Из-за почти полного отсутствия палеонтологических данных представления о палеогенезе клещей группы I. persulcatus/I. ricinus в основном базируются на палеогеографии наиболее характерных для них биоценозов (типов лесов). Полагают, что существовала единая древняя чрезвычайно широко распространенная транспалеарктическая бореальная предковая форма, от которой ведут начало все виды данной группы. Современные виды, включая I. persulcatus, вероятно, появились уже в конце плиоцена–начале голоцена (Коренберг, 1979, 1996; Балашов, 1989, 1998, 2009; Коренберг и др., 2013; Филиппова, 2017). Формирование экологической валентности I. persulcatus, то есть его фундаментальной экологической ниши, предположительно происходило в плиоцене в лесных биоценозах, схожих с современными реликтовыми лесами уссурийского типа и в черневой тайге гор Южного Приморья, Южной Сибири и Корейского полуострова (Филиппова, 2017) в относительно холодный период. Он сопровождался вычленением новых климатических зон, увеличением их числа, обострением межзональных климатических контрастов (Марков, 1960). Таежная растительность местами постепенно вытеснялась листопадными формациями.

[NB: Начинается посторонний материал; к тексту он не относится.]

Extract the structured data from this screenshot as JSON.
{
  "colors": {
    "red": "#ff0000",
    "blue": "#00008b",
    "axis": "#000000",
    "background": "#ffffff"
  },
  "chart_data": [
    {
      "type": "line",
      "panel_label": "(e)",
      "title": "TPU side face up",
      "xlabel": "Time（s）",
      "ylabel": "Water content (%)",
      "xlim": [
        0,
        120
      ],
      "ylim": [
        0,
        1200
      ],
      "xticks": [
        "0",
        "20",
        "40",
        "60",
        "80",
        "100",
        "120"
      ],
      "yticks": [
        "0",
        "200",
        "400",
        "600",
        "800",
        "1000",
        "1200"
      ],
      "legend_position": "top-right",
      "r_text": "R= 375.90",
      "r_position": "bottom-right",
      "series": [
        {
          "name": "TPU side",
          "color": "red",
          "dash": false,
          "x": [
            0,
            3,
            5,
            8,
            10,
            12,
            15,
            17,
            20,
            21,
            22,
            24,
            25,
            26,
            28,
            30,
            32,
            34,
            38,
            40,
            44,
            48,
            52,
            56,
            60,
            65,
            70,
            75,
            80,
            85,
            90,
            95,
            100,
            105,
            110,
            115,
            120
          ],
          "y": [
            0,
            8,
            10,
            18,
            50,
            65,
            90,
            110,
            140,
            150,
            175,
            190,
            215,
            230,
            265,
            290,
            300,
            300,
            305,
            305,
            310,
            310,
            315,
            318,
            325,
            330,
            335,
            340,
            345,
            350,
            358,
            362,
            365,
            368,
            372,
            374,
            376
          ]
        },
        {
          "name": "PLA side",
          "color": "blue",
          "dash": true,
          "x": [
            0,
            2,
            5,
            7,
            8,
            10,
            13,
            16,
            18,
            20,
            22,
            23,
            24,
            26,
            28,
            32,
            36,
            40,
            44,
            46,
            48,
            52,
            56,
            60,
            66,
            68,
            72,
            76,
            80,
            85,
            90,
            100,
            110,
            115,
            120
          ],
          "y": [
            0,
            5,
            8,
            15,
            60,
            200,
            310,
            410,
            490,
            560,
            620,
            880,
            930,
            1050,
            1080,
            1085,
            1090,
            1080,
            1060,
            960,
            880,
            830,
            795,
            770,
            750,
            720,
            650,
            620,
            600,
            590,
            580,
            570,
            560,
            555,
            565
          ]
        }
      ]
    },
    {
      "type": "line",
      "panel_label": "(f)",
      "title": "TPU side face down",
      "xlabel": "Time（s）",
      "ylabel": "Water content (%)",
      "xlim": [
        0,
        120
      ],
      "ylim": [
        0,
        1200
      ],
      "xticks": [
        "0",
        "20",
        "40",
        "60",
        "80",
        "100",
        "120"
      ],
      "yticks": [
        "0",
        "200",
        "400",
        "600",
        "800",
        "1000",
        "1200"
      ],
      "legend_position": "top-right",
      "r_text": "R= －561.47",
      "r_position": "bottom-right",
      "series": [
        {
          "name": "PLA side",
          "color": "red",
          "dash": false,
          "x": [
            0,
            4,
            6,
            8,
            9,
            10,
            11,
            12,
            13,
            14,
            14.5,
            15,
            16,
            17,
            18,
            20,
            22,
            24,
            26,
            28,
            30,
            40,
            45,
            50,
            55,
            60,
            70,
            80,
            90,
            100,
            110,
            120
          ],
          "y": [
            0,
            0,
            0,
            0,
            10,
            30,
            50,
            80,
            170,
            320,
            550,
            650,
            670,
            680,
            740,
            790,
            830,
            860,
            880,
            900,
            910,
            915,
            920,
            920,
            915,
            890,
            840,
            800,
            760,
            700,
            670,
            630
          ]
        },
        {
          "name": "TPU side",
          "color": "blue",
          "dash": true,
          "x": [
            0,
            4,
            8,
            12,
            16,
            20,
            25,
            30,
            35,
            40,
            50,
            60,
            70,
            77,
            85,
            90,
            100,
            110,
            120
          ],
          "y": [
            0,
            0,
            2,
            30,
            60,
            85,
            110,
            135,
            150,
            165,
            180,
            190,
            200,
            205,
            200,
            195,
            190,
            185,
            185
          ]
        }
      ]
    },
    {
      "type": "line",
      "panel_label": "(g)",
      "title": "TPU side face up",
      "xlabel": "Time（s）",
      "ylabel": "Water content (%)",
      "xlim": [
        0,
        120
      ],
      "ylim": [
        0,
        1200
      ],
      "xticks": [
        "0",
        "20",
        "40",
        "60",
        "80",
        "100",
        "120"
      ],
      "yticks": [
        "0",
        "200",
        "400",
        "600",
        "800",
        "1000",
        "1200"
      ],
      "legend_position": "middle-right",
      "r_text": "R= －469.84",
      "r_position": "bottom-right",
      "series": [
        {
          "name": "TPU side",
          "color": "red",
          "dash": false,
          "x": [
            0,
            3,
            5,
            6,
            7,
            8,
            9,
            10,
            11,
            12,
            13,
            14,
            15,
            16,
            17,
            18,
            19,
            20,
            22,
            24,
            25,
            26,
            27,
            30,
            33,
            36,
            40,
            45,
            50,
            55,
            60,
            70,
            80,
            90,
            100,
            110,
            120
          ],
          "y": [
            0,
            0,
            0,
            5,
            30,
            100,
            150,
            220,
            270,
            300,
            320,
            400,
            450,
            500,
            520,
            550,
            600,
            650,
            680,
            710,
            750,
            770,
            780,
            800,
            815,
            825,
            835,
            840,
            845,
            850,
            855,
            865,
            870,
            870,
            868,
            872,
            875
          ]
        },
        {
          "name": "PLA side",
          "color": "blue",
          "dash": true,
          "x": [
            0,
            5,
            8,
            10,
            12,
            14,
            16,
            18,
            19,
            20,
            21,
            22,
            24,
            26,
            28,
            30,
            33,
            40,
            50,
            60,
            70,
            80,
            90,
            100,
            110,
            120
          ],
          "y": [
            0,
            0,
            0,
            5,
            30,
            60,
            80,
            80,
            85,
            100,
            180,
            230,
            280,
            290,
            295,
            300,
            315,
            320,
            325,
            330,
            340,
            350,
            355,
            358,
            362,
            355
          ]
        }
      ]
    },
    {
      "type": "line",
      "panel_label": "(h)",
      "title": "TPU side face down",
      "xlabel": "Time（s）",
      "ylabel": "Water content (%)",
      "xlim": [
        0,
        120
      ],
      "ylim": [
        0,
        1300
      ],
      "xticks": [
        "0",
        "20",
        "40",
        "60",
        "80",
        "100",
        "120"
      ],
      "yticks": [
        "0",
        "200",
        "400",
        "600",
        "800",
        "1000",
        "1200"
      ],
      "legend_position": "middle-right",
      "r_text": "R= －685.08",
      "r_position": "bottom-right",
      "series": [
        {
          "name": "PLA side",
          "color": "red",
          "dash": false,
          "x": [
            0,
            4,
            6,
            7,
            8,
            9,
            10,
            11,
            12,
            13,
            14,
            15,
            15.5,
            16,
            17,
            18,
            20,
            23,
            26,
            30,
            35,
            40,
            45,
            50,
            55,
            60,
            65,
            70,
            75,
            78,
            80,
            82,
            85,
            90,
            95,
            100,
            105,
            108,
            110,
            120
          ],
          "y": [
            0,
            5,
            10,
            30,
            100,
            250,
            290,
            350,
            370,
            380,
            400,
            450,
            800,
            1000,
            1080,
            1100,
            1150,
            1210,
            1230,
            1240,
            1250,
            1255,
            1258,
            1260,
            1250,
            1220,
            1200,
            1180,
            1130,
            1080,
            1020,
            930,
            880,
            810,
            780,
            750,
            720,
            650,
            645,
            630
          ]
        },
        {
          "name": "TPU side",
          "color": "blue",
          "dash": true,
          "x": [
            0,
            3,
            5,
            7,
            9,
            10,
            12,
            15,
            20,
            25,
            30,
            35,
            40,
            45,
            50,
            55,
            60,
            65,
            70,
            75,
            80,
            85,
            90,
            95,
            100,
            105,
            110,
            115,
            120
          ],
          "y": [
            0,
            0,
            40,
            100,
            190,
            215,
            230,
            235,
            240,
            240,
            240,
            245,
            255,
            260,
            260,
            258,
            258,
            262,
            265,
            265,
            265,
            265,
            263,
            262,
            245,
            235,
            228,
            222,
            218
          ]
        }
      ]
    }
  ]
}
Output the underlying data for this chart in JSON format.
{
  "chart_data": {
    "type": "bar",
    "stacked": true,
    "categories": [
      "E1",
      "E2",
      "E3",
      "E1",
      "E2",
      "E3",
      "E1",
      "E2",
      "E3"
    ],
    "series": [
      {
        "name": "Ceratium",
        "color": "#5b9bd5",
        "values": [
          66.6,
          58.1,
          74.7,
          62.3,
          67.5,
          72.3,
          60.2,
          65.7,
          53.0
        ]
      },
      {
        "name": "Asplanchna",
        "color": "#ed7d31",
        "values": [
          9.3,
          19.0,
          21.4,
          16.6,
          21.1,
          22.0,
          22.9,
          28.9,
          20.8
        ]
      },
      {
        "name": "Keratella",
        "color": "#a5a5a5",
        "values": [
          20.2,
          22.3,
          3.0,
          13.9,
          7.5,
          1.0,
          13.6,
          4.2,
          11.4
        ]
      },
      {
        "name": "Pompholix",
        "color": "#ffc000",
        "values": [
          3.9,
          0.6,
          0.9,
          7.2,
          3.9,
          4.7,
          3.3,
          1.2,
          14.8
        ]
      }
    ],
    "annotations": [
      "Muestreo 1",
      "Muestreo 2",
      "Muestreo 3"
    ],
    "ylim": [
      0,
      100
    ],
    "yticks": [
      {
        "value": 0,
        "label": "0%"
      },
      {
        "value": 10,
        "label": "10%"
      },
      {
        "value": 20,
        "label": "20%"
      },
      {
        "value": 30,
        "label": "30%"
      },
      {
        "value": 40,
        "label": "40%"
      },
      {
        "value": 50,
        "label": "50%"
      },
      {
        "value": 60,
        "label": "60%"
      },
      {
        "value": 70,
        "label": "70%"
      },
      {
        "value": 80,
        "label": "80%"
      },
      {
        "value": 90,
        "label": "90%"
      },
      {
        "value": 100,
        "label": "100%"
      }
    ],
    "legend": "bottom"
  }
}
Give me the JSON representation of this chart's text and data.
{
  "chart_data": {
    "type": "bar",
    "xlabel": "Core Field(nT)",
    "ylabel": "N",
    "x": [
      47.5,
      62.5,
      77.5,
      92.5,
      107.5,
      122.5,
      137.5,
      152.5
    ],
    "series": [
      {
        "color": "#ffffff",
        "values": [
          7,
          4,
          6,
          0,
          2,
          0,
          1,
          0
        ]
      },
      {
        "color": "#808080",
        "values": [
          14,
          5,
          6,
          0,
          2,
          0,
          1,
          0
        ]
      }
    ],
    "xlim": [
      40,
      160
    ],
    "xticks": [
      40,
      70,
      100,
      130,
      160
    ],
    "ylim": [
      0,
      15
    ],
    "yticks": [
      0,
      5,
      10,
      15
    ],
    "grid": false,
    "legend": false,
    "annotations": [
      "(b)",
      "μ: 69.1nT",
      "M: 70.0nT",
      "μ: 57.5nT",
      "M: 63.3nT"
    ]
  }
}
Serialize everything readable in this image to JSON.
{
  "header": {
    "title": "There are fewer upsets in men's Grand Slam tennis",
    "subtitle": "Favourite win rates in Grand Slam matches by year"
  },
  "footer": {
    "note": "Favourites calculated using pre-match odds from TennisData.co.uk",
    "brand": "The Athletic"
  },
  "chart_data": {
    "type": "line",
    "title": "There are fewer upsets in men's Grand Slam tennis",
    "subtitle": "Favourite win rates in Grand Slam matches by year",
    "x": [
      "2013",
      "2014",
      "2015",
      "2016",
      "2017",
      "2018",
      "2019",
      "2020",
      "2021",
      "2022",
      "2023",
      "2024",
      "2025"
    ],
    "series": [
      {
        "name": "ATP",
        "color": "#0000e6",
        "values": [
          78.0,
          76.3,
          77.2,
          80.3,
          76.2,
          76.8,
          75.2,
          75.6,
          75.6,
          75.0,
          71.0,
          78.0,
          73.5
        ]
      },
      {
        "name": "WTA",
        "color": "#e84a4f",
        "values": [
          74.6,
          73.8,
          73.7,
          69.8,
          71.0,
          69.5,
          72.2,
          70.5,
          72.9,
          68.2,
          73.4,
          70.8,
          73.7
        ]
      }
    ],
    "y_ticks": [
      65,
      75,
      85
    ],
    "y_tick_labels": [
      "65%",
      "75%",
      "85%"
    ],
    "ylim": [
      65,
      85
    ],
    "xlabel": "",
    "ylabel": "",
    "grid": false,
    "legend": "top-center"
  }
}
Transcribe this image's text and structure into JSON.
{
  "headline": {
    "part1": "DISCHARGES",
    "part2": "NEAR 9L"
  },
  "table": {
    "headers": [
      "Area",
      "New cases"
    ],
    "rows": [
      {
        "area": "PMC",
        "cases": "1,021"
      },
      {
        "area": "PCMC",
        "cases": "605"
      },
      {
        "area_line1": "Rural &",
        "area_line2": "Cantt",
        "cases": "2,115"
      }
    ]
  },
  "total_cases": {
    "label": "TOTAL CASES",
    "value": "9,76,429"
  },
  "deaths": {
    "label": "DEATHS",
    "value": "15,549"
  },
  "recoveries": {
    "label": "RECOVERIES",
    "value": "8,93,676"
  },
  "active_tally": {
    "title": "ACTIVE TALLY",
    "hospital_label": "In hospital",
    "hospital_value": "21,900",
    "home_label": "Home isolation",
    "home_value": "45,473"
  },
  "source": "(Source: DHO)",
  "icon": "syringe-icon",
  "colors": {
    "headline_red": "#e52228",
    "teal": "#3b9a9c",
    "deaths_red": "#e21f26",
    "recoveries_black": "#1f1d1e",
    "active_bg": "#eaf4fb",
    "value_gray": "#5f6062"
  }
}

В начале голоцена среднегодовая температура могла быть выше современной на несколько градусов, а годовая сумма осадков несколько меньше, чем в настоящее время (Борисова, 2014). Таким образом, широкая экологическая ниша I. persulcatus сформировалась в период формообразования вида в процессе его адаптации к разнообразным ландшафтно-климатическим условиям среды. Это позволило виду в голоцене постепенно расширять ареал в северо-западном направлении. Судя по обнаруженным сравнительно недавно популяциям этого вида в экстразональных условиях северного побережья Ботнического залива Швеции (Jaenson at al., 2016), такая экспансия продолжается и в настоящее время.

Для I. persulcatus характерна облигатная поведенческая диапауза взрослых голодных клещей, которая не связана с фотопериодической регуляцией. Такую диапаузу, по всей видимости, можно считать генетически детерминированной видовой характеристикой. Она могла возникнуть в процессе отбора и окончательного формирования фундаментальной экологической ниши I. persulcatus, а не вторично по отношению к сезонным адаптациям таежного клеща, которые регулируются фотопериодом (Таежный клещ…, 1985). Это могло произойти в довольно жестких климатических условиях, в которых сытым самкам и яйцам не удавалось перезимовывать. Сейчас I. persulcatus имеет обширный поясный бореальный евразийский ареал, большая часть которого находится в пределах России. Он протянулся огромной полосой от Прибалтики до Тихого океана и частично включает Камчатку, Сахалин, а также ряд островов Курильской гряды, о. Хоккайдо, территории Северной Кореи и Северо-Восточного Китая. На всем протяжении зональной тайги I. persulcatus приурочен к лесам южнотаежного и в меньшей степени среднетаежного типов, к зональным формациям растительности, расположенным между тайгой и лесостепью, включая хвойно-широколиственные и горнотаежные леса (Померанцев, 1950; Филиппова, 1977, 2017; Коренберг, 1979; Таежный клещ…, 1985; Балашов, 1998; Коренберг и др., 2013).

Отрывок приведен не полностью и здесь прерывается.